The was the second record of Brown Booby for Newfoundland. The first was in late July 2012. It was photographed on a tour boat at St. Anthony on the tip of the Northern Peninsula.  There has been an unexplained presence of non-storm related Brown Boobies on the eastern US over the last three summers or so. New Brunswick, like Newfoundland, had its second ever this summer.  It was in the Bay of Fundy in early August 2013 (Durlan Ingersoll) and this after NB's first just the year before, or was it 2011?   Whatever it is that is driving these Brown Boobies far north of their normal range may continue for another year or two. Barring the right hurricane, this is our only hope, and faint at that of seeing this subtropical seabird in Newfoundland.
 
Two days ago word of a possible Lewis's Woodpecker at English Point surfaced.  Where the hell flames is English Point? And when was this bird there and are we going to get to see the photographs?  The answers came swiftly thanks to Patsy (forgive me Patsy that I can't remember how to spell your last name!!). Patsy writes regularly about birds at her bird feeder in St. John's and about birds she sees during her summer sojourns to the Labrador side of the Strait of Belle Isle.  It was a friend of Patsy's named Dale Suley at English Point next to the more familiar place name of Forteau, Labrador who photographed a strange woodpecker in her yard on 6 July. The bird stayed around for about two weeks.  No bird is unmistakable but when someone claims to have photographs of a Lewis's Woodpecker the odds are high that is what it will turn out to be.
A Lewis's Woodpecker at English Point, Strait of Belle Isle, Labrador on 6 July 2013. Photo by Dale Suley.

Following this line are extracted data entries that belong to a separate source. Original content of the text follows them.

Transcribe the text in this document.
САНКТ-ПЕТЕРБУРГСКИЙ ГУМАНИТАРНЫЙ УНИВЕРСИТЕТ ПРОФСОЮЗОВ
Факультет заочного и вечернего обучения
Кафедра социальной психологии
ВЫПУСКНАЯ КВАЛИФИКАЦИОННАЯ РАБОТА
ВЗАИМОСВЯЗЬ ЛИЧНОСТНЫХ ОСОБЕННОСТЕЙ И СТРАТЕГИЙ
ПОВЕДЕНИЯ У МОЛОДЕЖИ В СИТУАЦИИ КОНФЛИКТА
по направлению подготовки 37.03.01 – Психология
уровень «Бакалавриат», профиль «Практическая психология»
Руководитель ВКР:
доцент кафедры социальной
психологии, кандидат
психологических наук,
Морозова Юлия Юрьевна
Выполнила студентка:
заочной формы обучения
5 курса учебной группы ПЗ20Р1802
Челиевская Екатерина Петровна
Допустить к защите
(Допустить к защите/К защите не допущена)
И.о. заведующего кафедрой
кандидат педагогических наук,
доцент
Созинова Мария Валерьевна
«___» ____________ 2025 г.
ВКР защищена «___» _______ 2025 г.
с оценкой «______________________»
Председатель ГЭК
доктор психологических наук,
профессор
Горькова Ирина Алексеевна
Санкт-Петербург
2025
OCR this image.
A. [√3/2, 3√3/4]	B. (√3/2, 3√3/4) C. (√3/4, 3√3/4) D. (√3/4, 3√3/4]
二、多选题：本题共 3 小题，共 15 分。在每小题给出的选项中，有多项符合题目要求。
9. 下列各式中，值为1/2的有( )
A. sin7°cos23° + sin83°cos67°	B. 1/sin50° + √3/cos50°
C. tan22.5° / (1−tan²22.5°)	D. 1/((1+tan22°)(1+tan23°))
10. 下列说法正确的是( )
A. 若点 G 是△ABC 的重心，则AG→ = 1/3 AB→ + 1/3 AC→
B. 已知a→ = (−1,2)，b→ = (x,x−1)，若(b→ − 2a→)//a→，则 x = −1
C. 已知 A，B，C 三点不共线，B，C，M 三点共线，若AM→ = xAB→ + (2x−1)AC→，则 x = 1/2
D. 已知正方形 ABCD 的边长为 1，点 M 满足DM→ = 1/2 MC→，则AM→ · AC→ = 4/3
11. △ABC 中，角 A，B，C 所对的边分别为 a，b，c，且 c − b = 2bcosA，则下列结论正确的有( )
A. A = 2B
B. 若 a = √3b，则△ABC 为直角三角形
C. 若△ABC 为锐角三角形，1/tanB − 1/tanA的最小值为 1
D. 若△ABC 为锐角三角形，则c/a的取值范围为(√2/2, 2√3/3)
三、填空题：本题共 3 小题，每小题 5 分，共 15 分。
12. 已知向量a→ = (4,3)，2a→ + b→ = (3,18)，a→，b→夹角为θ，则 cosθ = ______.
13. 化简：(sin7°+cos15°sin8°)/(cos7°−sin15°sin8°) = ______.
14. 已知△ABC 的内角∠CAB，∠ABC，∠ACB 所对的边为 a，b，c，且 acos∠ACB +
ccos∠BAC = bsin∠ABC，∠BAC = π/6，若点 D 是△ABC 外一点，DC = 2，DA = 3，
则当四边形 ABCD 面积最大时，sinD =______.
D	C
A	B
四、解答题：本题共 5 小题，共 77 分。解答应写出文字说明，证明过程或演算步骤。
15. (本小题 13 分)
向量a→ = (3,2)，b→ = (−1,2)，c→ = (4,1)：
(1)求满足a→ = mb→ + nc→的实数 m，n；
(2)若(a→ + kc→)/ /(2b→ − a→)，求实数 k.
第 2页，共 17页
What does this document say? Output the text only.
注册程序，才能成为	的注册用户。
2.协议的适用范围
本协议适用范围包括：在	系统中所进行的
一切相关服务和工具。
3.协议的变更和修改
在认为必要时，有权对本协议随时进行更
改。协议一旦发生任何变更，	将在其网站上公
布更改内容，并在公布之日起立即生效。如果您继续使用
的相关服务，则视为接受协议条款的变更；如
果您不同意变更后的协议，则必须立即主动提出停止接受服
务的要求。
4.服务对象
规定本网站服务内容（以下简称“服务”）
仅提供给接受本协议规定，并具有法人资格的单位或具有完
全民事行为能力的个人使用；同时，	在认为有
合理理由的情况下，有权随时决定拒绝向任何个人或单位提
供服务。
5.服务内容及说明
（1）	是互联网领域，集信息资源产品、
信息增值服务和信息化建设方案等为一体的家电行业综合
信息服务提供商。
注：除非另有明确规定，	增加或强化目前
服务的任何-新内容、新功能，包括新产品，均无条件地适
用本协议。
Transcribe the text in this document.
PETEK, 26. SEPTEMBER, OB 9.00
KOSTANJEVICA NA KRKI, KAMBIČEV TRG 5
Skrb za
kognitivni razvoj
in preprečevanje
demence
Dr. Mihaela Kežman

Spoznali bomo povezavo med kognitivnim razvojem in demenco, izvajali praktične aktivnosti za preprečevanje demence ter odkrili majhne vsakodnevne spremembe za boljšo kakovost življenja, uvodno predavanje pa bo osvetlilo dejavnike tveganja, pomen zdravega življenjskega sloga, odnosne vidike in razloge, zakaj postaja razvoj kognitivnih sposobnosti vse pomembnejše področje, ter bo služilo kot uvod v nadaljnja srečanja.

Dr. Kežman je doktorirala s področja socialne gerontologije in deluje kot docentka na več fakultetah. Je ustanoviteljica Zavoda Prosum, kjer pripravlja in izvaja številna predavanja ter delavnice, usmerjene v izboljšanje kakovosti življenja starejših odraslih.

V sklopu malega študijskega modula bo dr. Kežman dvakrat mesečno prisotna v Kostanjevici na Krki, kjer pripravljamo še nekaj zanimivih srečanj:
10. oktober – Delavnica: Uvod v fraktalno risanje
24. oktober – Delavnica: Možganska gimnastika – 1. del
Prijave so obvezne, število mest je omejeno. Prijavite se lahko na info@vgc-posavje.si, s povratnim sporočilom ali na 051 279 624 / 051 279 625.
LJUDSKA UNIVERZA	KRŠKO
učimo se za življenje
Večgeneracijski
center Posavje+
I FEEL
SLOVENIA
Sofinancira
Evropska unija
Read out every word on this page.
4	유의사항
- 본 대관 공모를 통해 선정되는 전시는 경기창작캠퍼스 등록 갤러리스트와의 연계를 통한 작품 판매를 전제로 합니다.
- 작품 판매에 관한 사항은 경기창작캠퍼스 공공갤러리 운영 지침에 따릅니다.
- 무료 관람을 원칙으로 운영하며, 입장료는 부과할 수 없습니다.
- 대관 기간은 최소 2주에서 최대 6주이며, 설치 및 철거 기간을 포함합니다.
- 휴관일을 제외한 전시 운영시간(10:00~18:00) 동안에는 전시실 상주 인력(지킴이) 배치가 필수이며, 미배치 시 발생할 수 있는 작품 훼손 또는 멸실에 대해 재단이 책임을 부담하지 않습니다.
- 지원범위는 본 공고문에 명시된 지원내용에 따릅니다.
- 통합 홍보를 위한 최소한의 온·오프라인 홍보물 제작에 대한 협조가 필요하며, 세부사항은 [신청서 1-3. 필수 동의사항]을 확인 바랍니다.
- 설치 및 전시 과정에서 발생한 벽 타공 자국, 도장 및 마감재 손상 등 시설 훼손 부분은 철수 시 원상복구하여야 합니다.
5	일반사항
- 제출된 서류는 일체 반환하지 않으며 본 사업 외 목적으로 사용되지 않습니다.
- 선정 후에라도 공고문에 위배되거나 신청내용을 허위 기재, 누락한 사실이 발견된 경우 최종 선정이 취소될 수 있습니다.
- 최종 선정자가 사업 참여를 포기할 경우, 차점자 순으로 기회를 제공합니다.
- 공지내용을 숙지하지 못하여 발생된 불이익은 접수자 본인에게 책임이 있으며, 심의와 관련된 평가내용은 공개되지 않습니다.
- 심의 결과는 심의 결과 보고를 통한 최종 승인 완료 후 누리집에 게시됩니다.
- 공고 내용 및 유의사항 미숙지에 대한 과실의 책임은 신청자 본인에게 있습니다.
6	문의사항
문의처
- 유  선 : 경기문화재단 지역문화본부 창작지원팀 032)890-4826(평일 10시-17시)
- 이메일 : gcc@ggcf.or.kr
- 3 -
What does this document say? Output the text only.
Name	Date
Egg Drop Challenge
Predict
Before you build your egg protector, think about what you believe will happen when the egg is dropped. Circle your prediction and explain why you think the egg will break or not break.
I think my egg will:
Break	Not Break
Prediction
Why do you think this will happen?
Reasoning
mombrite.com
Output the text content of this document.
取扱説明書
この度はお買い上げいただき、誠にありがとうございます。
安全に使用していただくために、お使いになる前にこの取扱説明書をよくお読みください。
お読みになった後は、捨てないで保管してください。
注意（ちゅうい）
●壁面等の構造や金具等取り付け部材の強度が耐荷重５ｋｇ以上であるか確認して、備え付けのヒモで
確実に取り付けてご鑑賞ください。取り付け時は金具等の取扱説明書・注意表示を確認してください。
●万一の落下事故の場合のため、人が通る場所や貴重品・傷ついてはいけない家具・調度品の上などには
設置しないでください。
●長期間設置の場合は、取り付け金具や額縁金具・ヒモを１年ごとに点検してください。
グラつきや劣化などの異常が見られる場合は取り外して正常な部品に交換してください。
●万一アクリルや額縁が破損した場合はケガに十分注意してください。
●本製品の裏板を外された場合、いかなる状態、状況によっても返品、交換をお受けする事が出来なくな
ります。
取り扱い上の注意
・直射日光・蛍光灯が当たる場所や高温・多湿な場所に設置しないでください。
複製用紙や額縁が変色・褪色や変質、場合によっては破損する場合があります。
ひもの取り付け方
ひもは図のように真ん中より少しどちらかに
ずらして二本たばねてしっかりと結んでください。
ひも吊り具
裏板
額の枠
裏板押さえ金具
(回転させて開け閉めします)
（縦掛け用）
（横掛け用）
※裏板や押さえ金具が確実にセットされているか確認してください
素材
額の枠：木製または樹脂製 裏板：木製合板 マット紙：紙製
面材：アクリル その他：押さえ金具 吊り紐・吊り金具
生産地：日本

A jaw-dropping rarity for Labrador or anywhere in the east. There is one other for the province.  Dave Fidler of Ontario found one at Cowhead, Northern Peninsula, Newfoundland in mid August 1986. It stayed a couple of weeks with a few fortunate birders (me!!!) getting to see this one.   There was one a few years back on Cape Breton Island, NS in early June at a bird feeder for a day or two. I don't believe there are any other records for Atlantic Canada.  Records of Lewis's Woodpeckers in eastern North America are few and erratic in nature with hardly a pattern of dates that would lead one to speculate why they went so far out of range. 
 
What will be the next incredible rarity and will we have a chance to see it this time!?
 


1 comment:

  1. Think you got your answer with today's apparent LAZULI BUNTING in Corner Brook!